Offener Prjektwettbewerb, 2017

Ein langer Baukörper begleitet die Limmatstrasse und schliesst den Blockrand. Die Dualität der Berufsbildung übersetzt der Neubau in eine Zweischiffigkeit: hinter den Klassenzimmern wird ein Laubengang zum Schaulager des Handwerks.

Das Blockrandquartier südlich der Limmatstrasse lebt von einer offenen Raumstruktur, in der Verengungen und Durchgänge den Übergang vom Strassen- zum Hofraum modulieren. Der Neubau nimmt dieses Prinzip auf: Ein langes Volumen begleitet die Flucht der Limmatstrasse und schliesst den Blockrand nach Südosten, der Sporttrakt fasst die Hafnerstrasse. Dazwischen führen im Norden und Süden zwei Engstellen in den Hof und binden ihn an die Umgebung an. Ein ausgeprägter Erker markiert die Adresse zur Klingenanlage und weist den Weg zu den Eingängen.

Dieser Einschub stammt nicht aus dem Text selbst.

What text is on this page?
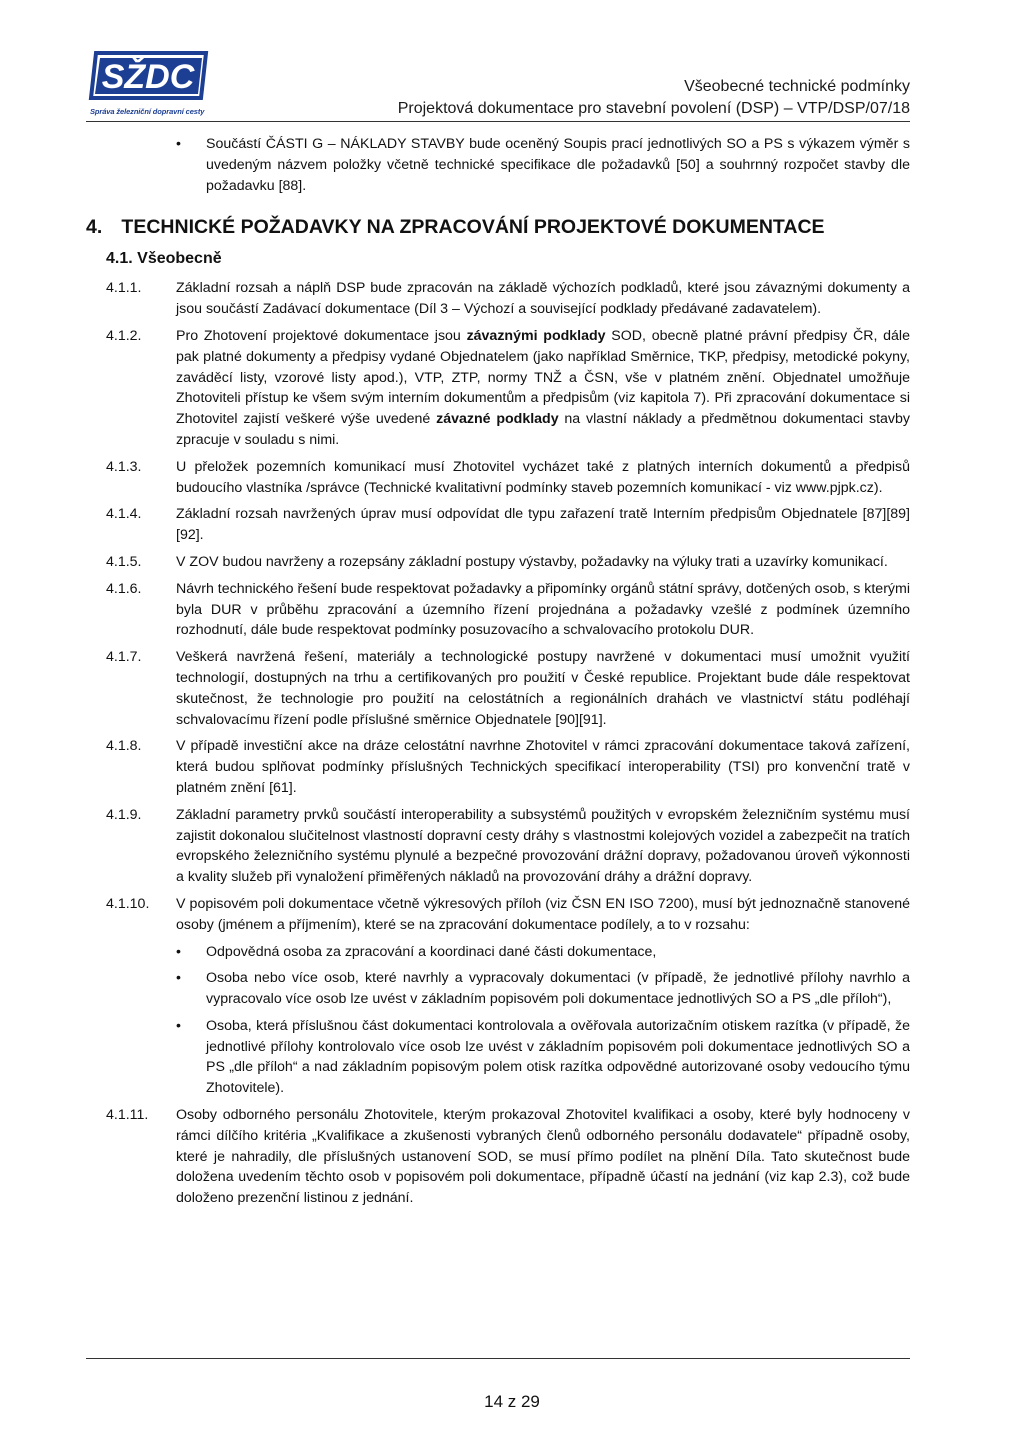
SŽDC
Správa železniční dopravní cesty
Všeobecné technické podmínky
Projektová dokumentace pro stavební povolení (DSP) – VTP/DSP/07/18
• Součástí ČÁSTI G – NÁKLADY STAVBY bude oceněný Soupis prací jednotlivých SO a PS s výkazem výměr s uvedeným názvem položky včetně technické specifikace dle požadavků [50] a souhrnný rozpočet stavby dle požadavku [88].
4. TECHNICKÉ POŽADAVKY NA ZPRACOVÁNÍ PROJEKTOVÉ DOKUMENTACE
4.1. Všeobecně
4.1.1. Základní rozsah a náplň DSP bude zpracován na základě výchozích podkladů, které jsou závaznými dokumenty a jsou součástí Zadávací dokumentace (Díl 3 – Výchozí a související podklady předávané zadavatelem).
4.1.2. Pro Zhotovení projektové dokumentace jsou závaznými podklady SOD, obecně platné právní předpisy ČR, dále pak platné dokumenty a předpisy vydané Objednatelem (jako například Směrnice, TKP, předpisy, metodické pokyny, zaváděcí listy, vzorové listy apod.), VTP, ZTP, normy TNŽ a ČSN, vše v platném znění. Objednatel umožňuje Zhotoviteli přístup ke všem svým interním dokumentům a předpisům (viz kapitola 7). Při zpracování dokumentace si Zhotovitel zajistí veškeré výše uvedené závazné podklady na vlastní náklady a předmětnou dokumentaci stavby zpracuje v souladu s nimi.
4.1.3. U přeložek pozemních komunikací musí Zhotovitel vycházet také z platných interních dokumentů a předpisů budoucího vlastníka /správce (Technické kvalitativní podmínky staveb pozemních komunikací - viz www.pjpk.cz).
4.1.4. Základní rozsah navržených úprav musí odpovídat dle typu zařazení tratě Interním předpisům Objednatele [87][89][92].
4.1.5. V ZOV budou navrženy a rozepsány základní postupy výstavby, požadavky na výluky trati a uzavírky komunikací.
4.1.6. Návrh technického řešení bude respektovat požadavky a připomínky orgánů státní správy, dotčených osob, s kterými byla DUR v průběhu zpracování a územního řízení projednána a požadavky vzešlé z podmínek územního rozhodnutí, dále bude respektovat podmínky posuzovacího a schvalovacího protokolu DUR.
4.1.7. Veškerá navržená řešení, materiály a technologické postupy navržené v dokumentaci musí umožnit využití technologií, dostupných na trhu a certifikovaných pro použití v České republice. Projektant bude dále respektovat skutečnost, že technologie pro použití na celostátních a regionálních drahách ve vlastnictví státu podléhají schvalovacímu řízení podle příslušné směrnice Objednatele [90][91].
4.1.8. V případě investiční akce na dráze celostátní navrhne Zhotovitel v rámci zpracování dokumentace taková zařízení, která budou splňovat podmínky příslušných Technických specifikací interoperability (TSI) pro konvenční tratě v platném znění [61].
4.1.9. Základní parametry prvků součástí interoperability a subsystémů použitých v evropském železničním systému musí zajistit dokonalou slučitelnost vlastností dopravní cesty dráhy s vlastnostmi kolejových vozidel a zabezpečit na tratích evropského železničního systému plynulé a bezpečné provozování drážní dopravy, požadovanou úroveň výkonnosti a kvality služeb při vynaložení přiměřených nákladů na provozování dráhy a drážní dopravy.
4.1.10. V popisovém poli dokumentace včetně výkresových příloh (viz ČSN EN ISO 7200), musí být jednoznačně stanovené osoby (jménem a příjmením), které se na zpracování dokumentace podílely, a to v rozsahu:
• Odpovědná osoba za zpracování a koordinaci dané části dokumentace,
• Osoba nebo více osob, které navrhly a vypracovaly dokumentaci (v případě, že jednotlivé přílohy navrhlo a vypracovalo více osob lze uvést v základním popisovém poli dokumentace jednotlivých SO a PS „dle příloh“),
• Osoba, která příslušnou část dokumentaci kontrolovala a ověřovala autorizačním otiskem razítka (v případě, že jednotlivé přílohy kontrolovalo více osob lze uvést v základním popisovém poli dokumentace jednotlivých SO a PS „dle příloh“ a nad základním popisovým polem otisk razítka odpovědné autorizované osoby vedoucího týmu Zhotovitele).
4.1.11. Osoby odborného personálu Zhotovitele, kterým prokazoval Zhotovitel kvalifikaci a osoby, které byly hodnoceny v rámci dílčího kritéria „Kvalifikace a zkušenosti vybraných členů odborného personálu dodavatele“ případně osoby, které je nahradily, dle příslušných ustanovení SOD, se musí přímo podílet na plnění Díla. Tato skutečnost bude doložena uvedením těchto osob v popisovém poli dokumentace, případně účastí na jednání (viz kap 2.3), což bude doloženo prezenční listinou z jednání.
14 z 29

Die praxisorientierte Ausbildung strukturiert das Haus. Ihre Dualität aus Theorie und Baupraxis übersetzt der Entwurf in ein zweischiffiges Grundrisslayout: Der 7.5 m tiefen, südwestorientierten Klassenzimmerschicht ist ein 6.5 m breiter, nordostorientierter Laubengang vorgelagert. Er erschliesst, öffnet Raum zum Lernen und dient zugleich als Schaulager – Baumodelle, Muster, Zeichnungen und Lehrmaterial liegen in Vitrinen und Schauregalen aus. So begegnen die Lernenden im Vorbeigehen der Konkretheit ihres Berufs. Eine offene Kaskadentreppe verbindet die fünf Geschosse zu einer durchgehenden Werkstattlandschaft; das Attikageschoss übernimmt diese Rolle für die Landschaftsarchitektur im Freien.

Konstruktion und Ausdruck folgen derselben Logik. Ein längslaufender Betonträger teilt jedes Geschoss in Klassen- und Korridorzone, quer dazu spannen Rippendecken im Drei-Meter-Raster. Nichttragende Backsteinwände lassen sich frei setzen und später ohne Eingriff ins Tragwerk versetzen. In der Fassade tragen dunkle Rippenköpfe das primäre Raster – ihr triglyphenähnlicher Rhythmus verleiht dem Haus einen öffentlichen, fast klassischen Charakter. Darunter modulieren Brüstungsbänder aus Dämmbeton zwischen Tisch- und Sitzhöhe; die tieferen formen innen Sitz- und Ausstellungsnischen. Ehrliche Materialien prägen das Ganze: Beton für das Tragwerk, Backstein für die Wände, Metall für Tore und Fenster, Installationen sichtbar geführt. Das Haus zeigt sich, wie es gebaut ist – und macht das Bauen selbst zum Lehrmittel.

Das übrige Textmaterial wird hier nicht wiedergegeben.